According to a Native American legend a red fern grew between the bodies of two dead Natives as they froze in a snowstorm. The fern which grew between them was a representation of love and devotion. The manner in which this myth encapsulates this tragedy is the same fashion in which “Where the Red Fern Grows” captures the essence of growing into adulthood.
Set against the backdrop of the Great Depression in a small New England town, a young man named Billy has only one desire: to own a pair of Redbone Hound Dogs. Used for hunting and companions the dogs are prized for their ability to seek out raccoons. Being of rural origin and seeing everyone around him possessing such creatures, Billy embarks upon a quest to save up the lofty total to purchase a pair of such hounds.
Saving up all throughout the seasons Billy eventually raises the money.

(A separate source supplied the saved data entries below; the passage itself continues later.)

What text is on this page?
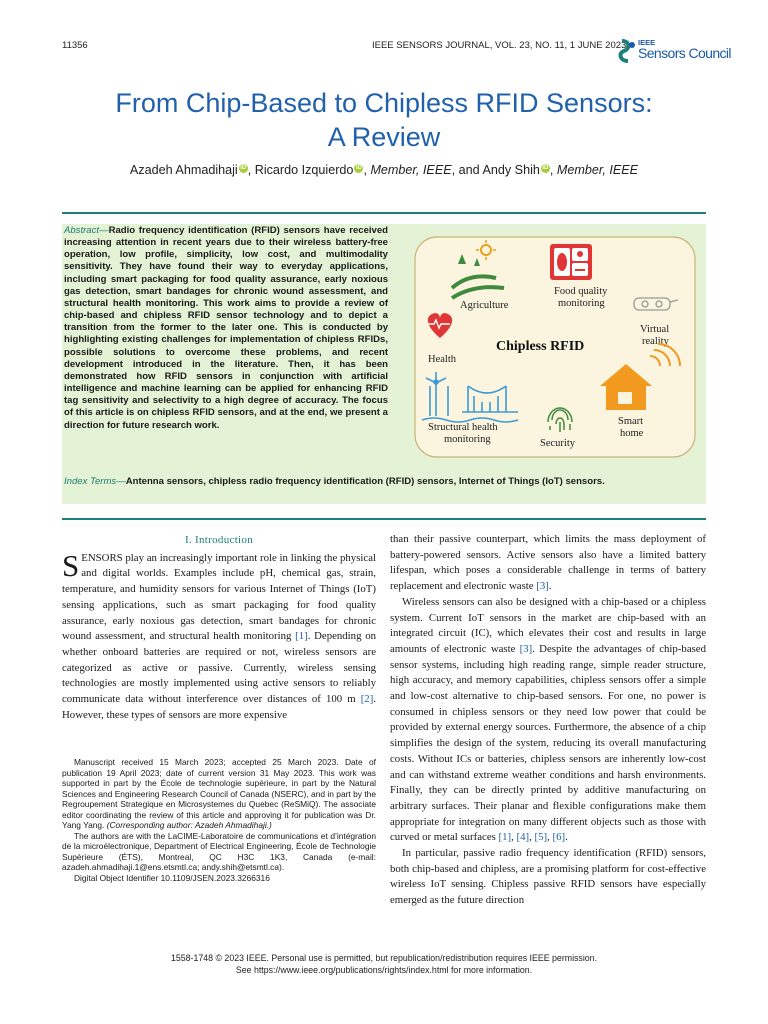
11356	IEEE SENSORS JOURNAL, VOL. 23, NO. 11, 1 JUNE 2023 IEEE
Sensors Council
From Chip-Based to Chipless RFID Sensors:
A Review
Azadeh Ahmadihaji iD , Ricardo Izquierdo iD , Member, IEEE, and Andy Shih iD , Member, IEEE
Abstract—Radio frequency identification (RFID) sensors have received increasing attention in recent years due to their wireless battery-free operation, low profile, simplicity, low cost, and multimodality sensitivity. They have found their way to everyday applications, including smart packaging for food quality assurance, early noxious gas detection, smart bandages for chronic wound assessment, and structural health monitoring. This work aims to provide a review of chip-based and chipless RFID sensor technology and to depict a transition from the former to the later one. This is conducted by highlighting existing challenges for implementation of chipless RFIDs, possible solutions to overcome these problems, and recent development introduced in the literature. Then, it has been demonstrated how RFID sensors in conjunction with artificial intelligence and machine learning can be applied for enhancing RFID tag sensitivity and selectivity to a high degree of accuracy. The focus of this article is on chipless RFID sensors, and at the end, we present a direction for future research work.
Agriculture
Food quality
monitoring
Virtual
reality
Health
Chipless RFID
Structural health
monitoring	Security
Smart
home
Index Terms—Antenna sensors, chipless radio frequency identification (RFID) sensors, Internet of Things (IoT) sensors.
I. Introduction

SENSORS play an increasingly important role in linking the physical and digital worlds. Examples include pH, chemical gas, strain, temperature, and humidity sensors for various Internet of Things (IoT) sensing applications, such as smart packaging for food quality assurance, early noxious gas detection, smart bandages for chronic wound assessment, and structural health monitoring [1]. Depending on whether onboard batteries are required or not, wireless sensors are categorized as active or passive. Currently, wireless sensing technologies are mostly implemented using active sensors to reliably communicate data without interference over distances of 100 m [2]. However, these types of sensors are more expensive

Manuscript received 15 March 2023; accepted 25 March 2023. Date of publication 19 April 2023; date of current version 31 May 2023. This work was supported in part by the École de technologie supérieure, in part by the Natural Sciences and Engineering Research Council of Canada (NSERC), and in part by the Regroupement Strategique en Microsystemes du Quebec (ReSMiQ). The associate editor coordinating the review of this article and approving it for publication was Dr. Yang Yang. (Corresponding author: Azadeh Ahmadihaji.)

The authors are with the LaCIME-Laboratoire de communications et d’intégration de la microélectronique, Department of Electrical Engineering, École de Technologie Supérieure (ÉTS), Montreal, QC H3C 1K3, Canada (e-mail: azadeh.ahmadihaji.1@ens.etsmtl.ca; andy.shih@etsmtl.ca).

Digital Object Identifier 10.1109/JSEN.2023.3266316

than their passive counterpart, which limits the mass deployment of battery-powered sensors. Active sensors also have a limited battery lifespan, which poses a considerable challenge in terms of battery replacement and electronic waste [3].

Wireless sensors can also be designed with a chip-based or a chipless system. Current IoT sensors in the market are chip-based with an integrated circuit (IC), which elevates their cost and results in large amounts of electronic waste [3]. Despite the advantages of chip-based sensor systems, including high reading range, simple reader structure, high accuracy, and memory capabilities, chipless sensors offer a simple and low-cost alternative to chip-based sensors. For one, no power is consumed in chipless sensors or they need low power that could be provided by external energy sources. Furthermore, the absence of a chip simplifies the design of the system, reducing its overall manufacturing costs. Without ICs or batteries, chipless sensors are inherently low-cost and can withstand extreme weather conditions and harsh environments. Finally, they can be directly printed by additive manufacturing on arbitrary surfaces. Their planar and flexible configurations make them appropriate for integration on many different objects such as those with curved or metal surfaces [1], [4], [5], [6].

In particular, passive radio frequency identification (RFID) sensors, both chip-based and chipless, are a promising platform for cost-effective wireless IoT sensing. Chipless passive RFID sensors have especially emerged as the future direction

1558-1748 © 2023 IEEE. Personal use is permitted, but republication/redistribution requires IEEE permission.
See https://www.ieee.org/publications/rights/index.html for more information.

Upon buying the hounds the journey of his life thrusts itself upon him where Billy is forced to learn the true meaning of maturity as he grapples with morally upright behavior, healthy competition, and even death. What once began as a simple wish blossoms into a stupendous relationship between boy and animal that transcends the norms of loyalty and evolves into the true meaning of courage.
Needless to say the story is one of touching depths. Harkening back to the mythical time in American history where respect and honor where mainstays the plot beseeches the audience to do the right thing. Billy is a bastion of old-timey morality amidst a backdrop of city-slicker corruption.
To this end the story presented will leave an impact on anyone below the age of twelve. Family friendly to the end, lacking in blood and gore as well as crude language, one can tell it is an old movie for the sheer amount of conservative talking-points presented. Yet the direction is good: while it is of average length-96 minutes-the run-time feels much longer as the director was able to squeeze in what must have been a great deal of the book’s primary points into the film.
This is not to say there are no faults. While the thread is crammed with details it can sometimes seem ponderous. To this point the music isn’t helping any as well; what I mean here is that expect several songs to be blaring which must be decades old, personally I felt the combination of these two factors to exacerbate the faults. For me it was a bit much. This resulted in me rolling my eyes and wishing the sequence would be over. Regardless of musical choices, however, the actors perform ably and well.
I cannot say “Where the Red Fern Grows” is a film I will be watching over and over again but it is a film that will make you appreciate the stern messages contained within about hard-work, proper social interactions, and pro-family overtones. So while some would argue against its classical vibe I say it is dandy just the way it is.